The area consists of three general plays/areas.
(1) An extensive carbonate platform is present to the east that evolved from Early Cretaceous to the Present.
(2) The second province extends below the current Escarpment into the deep GOM, and consists of Middle Jurassic through Cretaceous strata. Both autochthonous and allochthonous salt are present below the top Cretaceous sequence boundary. Possible rift strata underlie the autochthonous salt system.
(3) The third area consists of the Cenozoic strata in the deep GOM that onlap onto and terminate against the Top Cretaceous sequence boundary along the Escarpment. Based on regional correlations from our previous research consortia, these deepwater sediments are primarily Miocene through the Present in age. These are the most distal deepwater sediments that were sourced from the offshore Louisiana area.
EMARC is focusing on establishing the stratigraphic and structural framework, performing 1D and 2 petroleum systems modeling, and doing a new resource evaluation of the area.

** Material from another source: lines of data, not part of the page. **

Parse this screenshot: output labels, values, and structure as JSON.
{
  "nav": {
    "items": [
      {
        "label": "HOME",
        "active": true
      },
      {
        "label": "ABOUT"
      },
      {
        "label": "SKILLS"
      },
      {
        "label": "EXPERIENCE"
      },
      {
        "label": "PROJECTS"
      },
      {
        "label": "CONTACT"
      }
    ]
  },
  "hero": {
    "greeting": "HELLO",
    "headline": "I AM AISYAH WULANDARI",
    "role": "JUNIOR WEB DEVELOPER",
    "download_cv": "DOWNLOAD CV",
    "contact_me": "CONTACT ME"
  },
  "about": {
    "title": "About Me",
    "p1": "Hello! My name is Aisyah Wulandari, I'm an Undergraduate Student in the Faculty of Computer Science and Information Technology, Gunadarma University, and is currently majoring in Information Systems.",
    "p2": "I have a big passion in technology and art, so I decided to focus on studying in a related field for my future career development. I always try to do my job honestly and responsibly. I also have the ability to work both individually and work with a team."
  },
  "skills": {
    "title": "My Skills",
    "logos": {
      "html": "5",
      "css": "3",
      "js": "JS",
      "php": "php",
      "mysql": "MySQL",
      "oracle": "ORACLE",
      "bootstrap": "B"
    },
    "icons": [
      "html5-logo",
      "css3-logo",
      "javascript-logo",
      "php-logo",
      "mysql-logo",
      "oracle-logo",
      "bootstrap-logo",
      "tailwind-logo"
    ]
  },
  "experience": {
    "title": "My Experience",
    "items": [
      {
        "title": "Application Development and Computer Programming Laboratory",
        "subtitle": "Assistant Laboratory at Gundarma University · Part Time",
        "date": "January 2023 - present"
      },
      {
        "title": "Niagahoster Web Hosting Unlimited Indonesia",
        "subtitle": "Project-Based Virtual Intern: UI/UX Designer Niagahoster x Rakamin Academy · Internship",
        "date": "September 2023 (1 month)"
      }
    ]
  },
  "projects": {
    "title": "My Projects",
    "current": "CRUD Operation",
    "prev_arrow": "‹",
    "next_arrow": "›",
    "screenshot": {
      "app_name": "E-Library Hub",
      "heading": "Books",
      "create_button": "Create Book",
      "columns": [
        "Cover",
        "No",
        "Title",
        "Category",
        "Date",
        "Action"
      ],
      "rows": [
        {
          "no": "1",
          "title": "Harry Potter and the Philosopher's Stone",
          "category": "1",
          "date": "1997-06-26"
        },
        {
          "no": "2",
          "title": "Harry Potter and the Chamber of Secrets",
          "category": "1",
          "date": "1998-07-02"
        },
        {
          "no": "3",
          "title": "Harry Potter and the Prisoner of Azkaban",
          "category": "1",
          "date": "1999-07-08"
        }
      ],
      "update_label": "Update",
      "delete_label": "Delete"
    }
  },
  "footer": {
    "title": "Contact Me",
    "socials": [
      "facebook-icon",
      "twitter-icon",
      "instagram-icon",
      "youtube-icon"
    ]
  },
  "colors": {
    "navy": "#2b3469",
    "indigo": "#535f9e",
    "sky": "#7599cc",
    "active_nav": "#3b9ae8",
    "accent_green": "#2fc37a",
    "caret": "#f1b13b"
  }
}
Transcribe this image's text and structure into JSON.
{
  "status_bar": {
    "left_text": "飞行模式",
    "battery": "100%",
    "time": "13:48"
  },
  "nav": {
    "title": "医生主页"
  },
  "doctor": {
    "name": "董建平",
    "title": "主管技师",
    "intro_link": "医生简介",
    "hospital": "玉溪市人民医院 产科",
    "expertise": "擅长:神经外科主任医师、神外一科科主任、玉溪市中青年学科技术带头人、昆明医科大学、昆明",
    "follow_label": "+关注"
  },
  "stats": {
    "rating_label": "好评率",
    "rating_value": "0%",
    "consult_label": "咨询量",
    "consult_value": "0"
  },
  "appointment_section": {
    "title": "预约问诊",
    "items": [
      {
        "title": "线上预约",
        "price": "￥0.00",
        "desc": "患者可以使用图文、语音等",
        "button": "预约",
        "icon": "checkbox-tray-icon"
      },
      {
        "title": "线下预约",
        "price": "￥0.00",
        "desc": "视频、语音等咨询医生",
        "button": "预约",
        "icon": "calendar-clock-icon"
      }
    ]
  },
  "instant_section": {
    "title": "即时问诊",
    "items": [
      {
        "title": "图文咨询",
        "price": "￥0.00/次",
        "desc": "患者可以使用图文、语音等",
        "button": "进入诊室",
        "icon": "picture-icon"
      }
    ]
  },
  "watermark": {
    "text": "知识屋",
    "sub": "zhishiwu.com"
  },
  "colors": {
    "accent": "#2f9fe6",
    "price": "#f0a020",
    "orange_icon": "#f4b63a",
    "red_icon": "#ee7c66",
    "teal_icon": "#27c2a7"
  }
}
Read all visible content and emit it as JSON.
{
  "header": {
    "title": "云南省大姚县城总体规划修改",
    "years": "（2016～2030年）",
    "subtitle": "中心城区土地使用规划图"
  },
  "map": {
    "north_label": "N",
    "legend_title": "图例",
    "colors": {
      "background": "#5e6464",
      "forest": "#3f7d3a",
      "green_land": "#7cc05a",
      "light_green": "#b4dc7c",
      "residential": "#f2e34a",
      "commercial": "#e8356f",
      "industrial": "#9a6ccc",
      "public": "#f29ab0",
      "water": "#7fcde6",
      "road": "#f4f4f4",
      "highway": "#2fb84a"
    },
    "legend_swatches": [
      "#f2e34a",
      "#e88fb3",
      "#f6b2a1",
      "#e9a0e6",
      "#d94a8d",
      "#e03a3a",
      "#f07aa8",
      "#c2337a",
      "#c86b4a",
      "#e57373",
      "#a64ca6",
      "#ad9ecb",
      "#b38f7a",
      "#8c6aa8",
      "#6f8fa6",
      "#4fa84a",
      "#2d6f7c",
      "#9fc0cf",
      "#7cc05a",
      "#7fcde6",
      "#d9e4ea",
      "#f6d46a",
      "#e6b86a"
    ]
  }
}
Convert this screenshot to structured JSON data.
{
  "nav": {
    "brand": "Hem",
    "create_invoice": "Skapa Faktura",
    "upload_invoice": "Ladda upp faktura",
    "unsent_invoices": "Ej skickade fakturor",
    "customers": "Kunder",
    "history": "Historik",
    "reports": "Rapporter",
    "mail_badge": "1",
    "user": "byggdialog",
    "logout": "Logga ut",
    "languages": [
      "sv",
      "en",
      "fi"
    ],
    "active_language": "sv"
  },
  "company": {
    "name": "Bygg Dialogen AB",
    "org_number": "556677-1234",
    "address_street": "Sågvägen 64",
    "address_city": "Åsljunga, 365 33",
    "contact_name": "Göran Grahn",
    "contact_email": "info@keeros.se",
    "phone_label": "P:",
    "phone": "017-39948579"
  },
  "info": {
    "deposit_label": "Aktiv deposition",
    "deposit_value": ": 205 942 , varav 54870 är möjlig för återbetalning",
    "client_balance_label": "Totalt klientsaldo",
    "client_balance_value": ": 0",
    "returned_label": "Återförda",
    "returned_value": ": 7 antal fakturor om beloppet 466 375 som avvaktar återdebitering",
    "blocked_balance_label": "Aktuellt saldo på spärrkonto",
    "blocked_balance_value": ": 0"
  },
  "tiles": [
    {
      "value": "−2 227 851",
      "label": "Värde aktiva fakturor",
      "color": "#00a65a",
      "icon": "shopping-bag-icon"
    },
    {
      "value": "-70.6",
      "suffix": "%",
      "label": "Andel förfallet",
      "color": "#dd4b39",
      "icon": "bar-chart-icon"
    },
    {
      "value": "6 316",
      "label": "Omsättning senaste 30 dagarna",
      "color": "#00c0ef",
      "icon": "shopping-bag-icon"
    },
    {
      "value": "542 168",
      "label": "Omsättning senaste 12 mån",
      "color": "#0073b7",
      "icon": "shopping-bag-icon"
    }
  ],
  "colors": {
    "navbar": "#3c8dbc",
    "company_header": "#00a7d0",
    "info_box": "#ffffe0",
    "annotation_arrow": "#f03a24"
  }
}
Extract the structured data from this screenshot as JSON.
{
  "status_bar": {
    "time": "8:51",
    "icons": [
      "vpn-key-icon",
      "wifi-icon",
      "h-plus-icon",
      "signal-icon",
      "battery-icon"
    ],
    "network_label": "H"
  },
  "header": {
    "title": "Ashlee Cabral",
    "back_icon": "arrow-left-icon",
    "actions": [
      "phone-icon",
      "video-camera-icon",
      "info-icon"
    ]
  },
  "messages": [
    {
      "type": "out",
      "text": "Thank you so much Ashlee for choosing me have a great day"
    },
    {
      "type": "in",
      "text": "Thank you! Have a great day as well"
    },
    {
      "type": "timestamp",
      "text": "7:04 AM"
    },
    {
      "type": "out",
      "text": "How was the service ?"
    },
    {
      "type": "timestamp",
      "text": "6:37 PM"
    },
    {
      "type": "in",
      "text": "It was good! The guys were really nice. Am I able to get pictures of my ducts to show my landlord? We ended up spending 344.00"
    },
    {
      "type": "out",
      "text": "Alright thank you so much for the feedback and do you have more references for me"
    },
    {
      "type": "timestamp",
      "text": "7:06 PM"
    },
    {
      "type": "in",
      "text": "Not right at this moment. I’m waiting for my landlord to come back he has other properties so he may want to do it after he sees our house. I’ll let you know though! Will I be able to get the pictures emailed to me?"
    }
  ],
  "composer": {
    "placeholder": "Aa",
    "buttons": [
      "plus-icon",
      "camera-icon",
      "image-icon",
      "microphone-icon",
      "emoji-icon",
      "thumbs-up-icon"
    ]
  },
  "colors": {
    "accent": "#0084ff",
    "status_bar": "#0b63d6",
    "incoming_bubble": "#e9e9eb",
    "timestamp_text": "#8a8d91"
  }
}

This project is of particular significance because this is one of the last frontier areas in deepwater in the US. Last summer, the area was removed from the OCS Lease Schedule until 2024. The PSDM data allows us to image this province in ways not possible with post-stack time seismic reflection data. Our reinterpretation of the geology of this area will help reassess its petroleum potential. Rick Sarg (Research Professor, CSM), and Tom Ahlbrandt (ex-USGS) will be advising on this project.